High Court of Australia adopts the doctrine of exhaustion of patent rights
By Ben Miller & Natasha Faigenbaum• 17 June 2021 • 5 min read
We review the High Court’s decision to adopt the doctrine of patent exhaustion and consider the implications for both patentees and purchasers of patented products.
- In Calidad v Seiko Epson  HCA 41, a narrow four-to-three majority of the High Court of Australia (High Court) adopted the doctrine of ‘exhaustion of rights’ for patents, diverging from more than 100 years of application of the ‘implied licence’ doctrine.
- It is now the law in Australia that whilst patentees retain the exclusive right to ‘make’ products embodying the claims of a patent, all other exclusive rights are exhausted upon first sale of a patented product unless the patentee expressly imposes conditions on use by way of contract.
- Patentees will need to rely on express contractual restrictions to control the use of patented products after sale and patenting strategies will need to be adjusted accordingly.
- The High Court’s decision brings Australia more in line with the long-standing jurisprudence in the USA and Europe.
An inherent tension exists in patent law between the exclusive right of a patentee to exploit their patented product and the rights of a purchaser (or product owner) to use and dispose of their purchased products. In an attempt to overcome this tension, two competing doctrines have emerged:
- the doctrine of exhaustion of rights for patents which provides that the patentee’s rights in the particular product are extinguished upon first sale
- the doctrine of implied licence which provides that, subject to any express conditions imposed at the time of sale, the purchaser has an implied licence to use the particular product without infringing the patent.
Seiko manufactures and sells ‘Epson’ branded single-use ink cartridges the subject of two Seiko patents (Epson Cartridges). Ninestar Image (Malaysia) legally sourced used Epson Cartridges from recyclers and consumers and then modified the cartridges to enable re-use. Calidad obtained the repurposed ink cartridges from Ninestar and imported and sold the cartridges in Australia.
Seiko claimed that Calidad infringed its patents by importing and selling the repurposed Epson Cartridges in Australia. Calidad counterclaimed alleging, amongst other things, that it had an implied licence to import and sell the repurposed Epson Cartridges arising from the original sale of the Epson Cartridges.
Journey to the High Court
At trial, Burley J of the Federal Court applied the ‘implied licence’ doctrine referring to the decision of the Privy Council in National Phonograph Company of Australia Ltd v Menck (1911) 12 CLR 15;  AC 336. Burley J held that by repurposing and modifying some of the Epson Cartridges, the implied licence was terminated such that Calidad was infringing Seiko’s patents.

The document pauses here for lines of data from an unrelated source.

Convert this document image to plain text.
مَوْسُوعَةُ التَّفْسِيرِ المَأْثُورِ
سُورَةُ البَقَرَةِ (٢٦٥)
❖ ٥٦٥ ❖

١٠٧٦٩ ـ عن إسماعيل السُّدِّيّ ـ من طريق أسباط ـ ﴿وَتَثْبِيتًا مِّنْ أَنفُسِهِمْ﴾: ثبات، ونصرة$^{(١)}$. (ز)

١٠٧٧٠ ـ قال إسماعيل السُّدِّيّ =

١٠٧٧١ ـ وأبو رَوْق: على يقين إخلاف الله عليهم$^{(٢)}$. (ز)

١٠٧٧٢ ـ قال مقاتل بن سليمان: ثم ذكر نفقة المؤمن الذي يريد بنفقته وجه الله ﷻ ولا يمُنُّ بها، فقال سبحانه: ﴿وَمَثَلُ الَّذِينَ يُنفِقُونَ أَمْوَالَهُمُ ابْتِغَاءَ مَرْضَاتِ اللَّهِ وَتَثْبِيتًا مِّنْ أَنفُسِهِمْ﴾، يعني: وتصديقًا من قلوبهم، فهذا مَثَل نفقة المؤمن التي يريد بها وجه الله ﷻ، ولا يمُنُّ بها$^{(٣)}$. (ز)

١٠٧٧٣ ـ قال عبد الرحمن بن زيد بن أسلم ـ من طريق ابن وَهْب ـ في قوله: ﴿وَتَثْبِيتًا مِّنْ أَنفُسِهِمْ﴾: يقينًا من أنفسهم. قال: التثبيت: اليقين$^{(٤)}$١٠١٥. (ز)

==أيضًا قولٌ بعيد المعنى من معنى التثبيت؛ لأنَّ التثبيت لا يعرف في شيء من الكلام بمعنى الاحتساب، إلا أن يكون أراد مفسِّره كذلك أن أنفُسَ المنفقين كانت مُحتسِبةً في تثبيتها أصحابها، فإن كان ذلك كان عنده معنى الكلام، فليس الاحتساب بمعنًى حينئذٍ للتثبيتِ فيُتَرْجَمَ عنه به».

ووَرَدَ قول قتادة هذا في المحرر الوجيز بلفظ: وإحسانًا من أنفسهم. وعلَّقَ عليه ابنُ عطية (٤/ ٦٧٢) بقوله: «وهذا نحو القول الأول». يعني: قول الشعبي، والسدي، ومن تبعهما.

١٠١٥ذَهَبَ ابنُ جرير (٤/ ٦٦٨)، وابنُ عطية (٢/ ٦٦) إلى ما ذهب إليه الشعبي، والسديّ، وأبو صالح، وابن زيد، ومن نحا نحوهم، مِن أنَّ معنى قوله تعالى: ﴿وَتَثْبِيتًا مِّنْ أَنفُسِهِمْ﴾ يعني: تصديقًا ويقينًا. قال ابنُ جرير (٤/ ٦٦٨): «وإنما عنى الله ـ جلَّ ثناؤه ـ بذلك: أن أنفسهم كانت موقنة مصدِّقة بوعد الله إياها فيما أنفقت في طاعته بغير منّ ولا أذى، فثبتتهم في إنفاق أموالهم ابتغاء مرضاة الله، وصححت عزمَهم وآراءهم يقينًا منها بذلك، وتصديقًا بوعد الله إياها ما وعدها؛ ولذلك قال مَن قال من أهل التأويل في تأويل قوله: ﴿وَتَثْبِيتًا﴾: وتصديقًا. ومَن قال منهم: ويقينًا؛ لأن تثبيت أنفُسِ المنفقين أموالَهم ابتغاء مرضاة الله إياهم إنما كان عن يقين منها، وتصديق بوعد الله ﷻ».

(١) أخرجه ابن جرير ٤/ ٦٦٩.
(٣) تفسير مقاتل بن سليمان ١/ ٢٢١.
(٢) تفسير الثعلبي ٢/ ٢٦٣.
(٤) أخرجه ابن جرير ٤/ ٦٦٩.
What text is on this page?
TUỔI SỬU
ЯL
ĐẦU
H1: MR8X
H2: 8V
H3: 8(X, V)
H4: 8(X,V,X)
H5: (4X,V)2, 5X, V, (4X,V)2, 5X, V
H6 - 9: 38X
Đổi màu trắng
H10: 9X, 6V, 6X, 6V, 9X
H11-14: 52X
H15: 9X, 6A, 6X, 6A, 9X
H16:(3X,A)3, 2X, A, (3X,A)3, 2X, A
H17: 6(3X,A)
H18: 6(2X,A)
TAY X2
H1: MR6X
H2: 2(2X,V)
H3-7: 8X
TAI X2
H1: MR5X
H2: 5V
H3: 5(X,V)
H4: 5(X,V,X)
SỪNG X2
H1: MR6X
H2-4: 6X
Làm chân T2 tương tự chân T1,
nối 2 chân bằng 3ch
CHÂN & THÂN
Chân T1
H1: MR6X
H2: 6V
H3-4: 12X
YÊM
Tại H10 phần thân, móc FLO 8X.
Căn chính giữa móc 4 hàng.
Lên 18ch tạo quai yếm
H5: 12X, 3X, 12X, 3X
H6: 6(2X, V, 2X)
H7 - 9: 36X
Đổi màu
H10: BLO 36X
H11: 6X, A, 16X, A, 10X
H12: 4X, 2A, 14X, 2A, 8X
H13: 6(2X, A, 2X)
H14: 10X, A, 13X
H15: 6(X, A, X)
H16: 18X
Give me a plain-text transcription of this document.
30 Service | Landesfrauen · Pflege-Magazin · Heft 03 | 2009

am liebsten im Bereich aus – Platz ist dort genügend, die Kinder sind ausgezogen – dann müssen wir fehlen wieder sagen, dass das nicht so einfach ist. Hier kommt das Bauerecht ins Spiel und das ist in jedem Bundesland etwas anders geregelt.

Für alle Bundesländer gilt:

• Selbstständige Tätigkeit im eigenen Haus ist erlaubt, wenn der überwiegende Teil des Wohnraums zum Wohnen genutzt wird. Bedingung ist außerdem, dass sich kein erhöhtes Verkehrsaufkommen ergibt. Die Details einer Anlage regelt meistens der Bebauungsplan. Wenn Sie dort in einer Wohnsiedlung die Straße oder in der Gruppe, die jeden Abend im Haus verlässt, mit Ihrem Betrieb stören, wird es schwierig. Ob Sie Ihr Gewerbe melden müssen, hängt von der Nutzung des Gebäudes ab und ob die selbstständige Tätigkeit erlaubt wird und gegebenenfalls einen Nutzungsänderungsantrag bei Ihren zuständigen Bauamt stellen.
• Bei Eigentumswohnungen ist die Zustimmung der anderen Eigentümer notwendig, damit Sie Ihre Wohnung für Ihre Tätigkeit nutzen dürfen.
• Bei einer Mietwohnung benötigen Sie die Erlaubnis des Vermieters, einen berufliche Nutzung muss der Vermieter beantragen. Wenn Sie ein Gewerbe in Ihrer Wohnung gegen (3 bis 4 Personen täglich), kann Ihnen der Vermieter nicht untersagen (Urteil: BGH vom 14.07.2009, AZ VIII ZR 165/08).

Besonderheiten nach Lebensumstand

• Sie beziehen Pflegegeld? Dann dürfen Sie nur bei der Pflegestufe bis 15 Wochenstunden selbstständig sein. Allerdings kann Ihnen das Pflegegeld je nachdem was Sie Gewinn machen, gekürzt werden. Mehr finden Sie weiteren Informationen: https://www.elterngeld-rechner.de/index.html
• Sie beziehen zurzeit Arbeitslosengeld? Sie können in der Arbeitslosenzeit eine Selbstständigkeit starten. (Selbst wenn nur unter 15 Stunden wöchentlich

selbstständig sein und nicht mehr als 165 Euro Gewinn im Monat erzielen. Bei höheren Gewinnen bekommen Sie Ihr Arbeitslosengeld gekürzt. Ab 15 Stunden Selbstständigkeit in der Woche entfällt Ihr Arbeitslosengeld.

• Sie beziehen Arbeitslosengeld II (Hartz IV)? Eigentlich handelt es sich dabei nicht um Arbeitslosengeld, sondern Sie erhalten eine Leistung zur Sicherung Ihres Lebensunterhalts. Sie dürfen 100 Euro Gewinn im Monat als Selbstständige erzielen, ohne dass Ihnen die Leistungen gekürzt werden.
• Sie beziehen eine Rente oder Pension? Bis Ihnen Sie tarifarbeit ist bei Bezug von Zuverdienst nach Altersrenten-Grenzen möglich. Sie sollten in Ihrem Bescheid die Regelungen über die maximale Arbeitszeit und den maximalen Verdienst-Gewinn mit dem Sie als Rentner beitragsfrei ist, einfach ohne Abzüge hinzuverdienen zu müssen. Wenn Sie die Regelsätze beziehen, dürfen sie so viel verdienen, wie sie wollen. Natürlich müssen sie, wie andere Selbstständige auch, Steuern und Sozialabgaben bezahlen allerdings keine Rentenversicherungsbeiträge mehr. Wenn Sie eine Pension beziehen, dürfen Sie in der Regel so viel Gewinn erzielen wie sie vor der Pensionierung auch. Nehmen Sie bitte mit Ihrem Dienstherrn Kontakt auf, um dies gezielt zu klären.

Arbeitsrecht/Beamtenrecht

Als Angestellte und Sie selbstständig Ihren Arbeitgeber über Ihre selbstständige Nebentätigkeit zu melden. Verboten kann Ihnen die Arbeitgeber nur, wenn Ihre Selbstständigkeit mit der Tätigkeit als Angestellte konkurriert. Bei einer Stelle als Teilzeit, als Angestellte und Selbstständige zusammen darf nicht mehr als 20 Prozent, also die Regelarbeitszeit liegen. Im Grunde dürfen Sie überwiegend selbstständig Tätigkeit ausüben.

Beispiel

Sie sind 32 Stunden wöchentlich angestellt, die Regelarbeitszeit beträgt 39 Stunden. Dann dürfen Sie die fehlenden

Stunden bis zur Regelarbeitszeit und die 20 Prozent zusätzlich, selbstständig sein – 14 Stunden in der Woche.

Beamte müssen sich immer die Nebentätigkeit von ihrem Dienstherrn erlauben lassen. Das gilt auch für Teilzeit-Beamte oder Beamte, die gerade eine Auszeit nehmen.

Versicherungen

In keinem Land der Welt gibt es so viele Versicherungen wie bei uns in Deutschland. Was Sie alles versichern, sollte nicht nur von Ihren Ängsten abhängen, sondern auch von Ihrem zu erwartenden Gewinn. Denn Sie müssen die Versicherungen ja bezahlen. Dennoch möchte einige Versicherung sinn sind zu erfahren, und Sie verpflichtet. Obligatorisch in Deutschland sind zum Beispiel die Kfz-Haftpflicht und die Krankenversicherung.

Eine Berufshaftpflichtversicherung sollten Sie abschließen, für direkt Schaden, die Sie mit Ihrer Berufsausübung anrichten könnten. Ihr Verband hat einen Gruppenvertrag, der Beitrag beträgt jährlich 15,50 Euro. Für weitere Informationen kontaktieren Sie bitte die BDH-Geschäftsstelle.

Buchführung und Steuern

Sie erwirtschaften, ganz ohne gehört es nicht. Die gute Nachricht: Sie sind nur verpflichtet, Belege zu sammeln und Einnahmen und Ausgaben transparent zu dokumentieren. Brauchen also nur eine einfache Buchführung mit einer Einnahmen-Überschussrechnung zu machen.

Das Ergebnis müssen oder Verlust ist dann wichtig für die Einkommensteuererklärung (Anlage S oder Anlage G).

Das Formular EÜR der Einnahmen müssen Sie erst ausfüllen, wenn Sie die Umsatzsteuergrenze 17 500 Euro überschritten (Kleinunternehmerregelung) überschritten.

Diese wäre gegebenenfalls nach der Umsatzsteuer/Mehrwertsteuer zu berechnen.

On appeal, the Full Federal Court found entirely in favour of Seiko. Rather that assessing whether the implied licence had been terminated as in the first instance decision, the Full Court instead considered whether the modifications fell within the scope of the implied licence. Upon doing so, it was held that the modifications brought into existence a new article which could only be properly characterised as an impermissible ‘making’ of the patented product and unequivocally outside any implied licence.
Calidad appealed to the High Court on the grounds that Menck was wrongly decided and that the doctrine of exhaustion of patent rights should apply in Australia.
High Court decision
By a narrow four-to-three majority, the High Court overturned the Full Federal Court’s decision on infringement, finding that none of the refilled cartridges infringed Seiko’s patents. In doing so, the High Court confirmed that the implied licence doctrine is no longer good law in Australia, rejecting it as complicated and reliant on a legal fiction. The majority noted the doctrine’s lack of alignment with fundamental laws relating to personal property, and limited applicability in the face of modern laws prohibiting various forms of anti-competitive conduct. The majority considered the doctrine of exhaustion, on the other hand, to have ‘the virtues of logic, simplicity and coherence with legal principle’.
In reaching this decision, the majority distinguished between a patentee’s exclusive right to ‘make’ new patented products and a purchaser’s right to ‘repair’ a patented product, including to prolong the life of a patented product to make it more useful or replace non-patented parts. The majority explained the distinction between ‘make’ and ‘repair’ as relieving the tension between the law of personal property and patent law. The majority found that the modification of the Epson cartridges did not cause the cartridge to cease to exist such that it was then ‘made anew’.
The majority regarded this approach as consistent with the new objects clause inserted as section 2A of the Patents Act 1990 (Cth) in February 2020, one component of which is ensuring the efficiency of the market economy. This is the first patent case to be decided by the High Court since the enactment of section 2A and demonstrates the High Court’s willingness to give effect to the new provision.
The High Court’s decision, while a fundamental change to
Australian patent law, brings Australia more in line with the long-standing
jurisprudence in the USA and Europe. Patentees will need to rely on express
contractual restrictions to control the use of patented products after sale.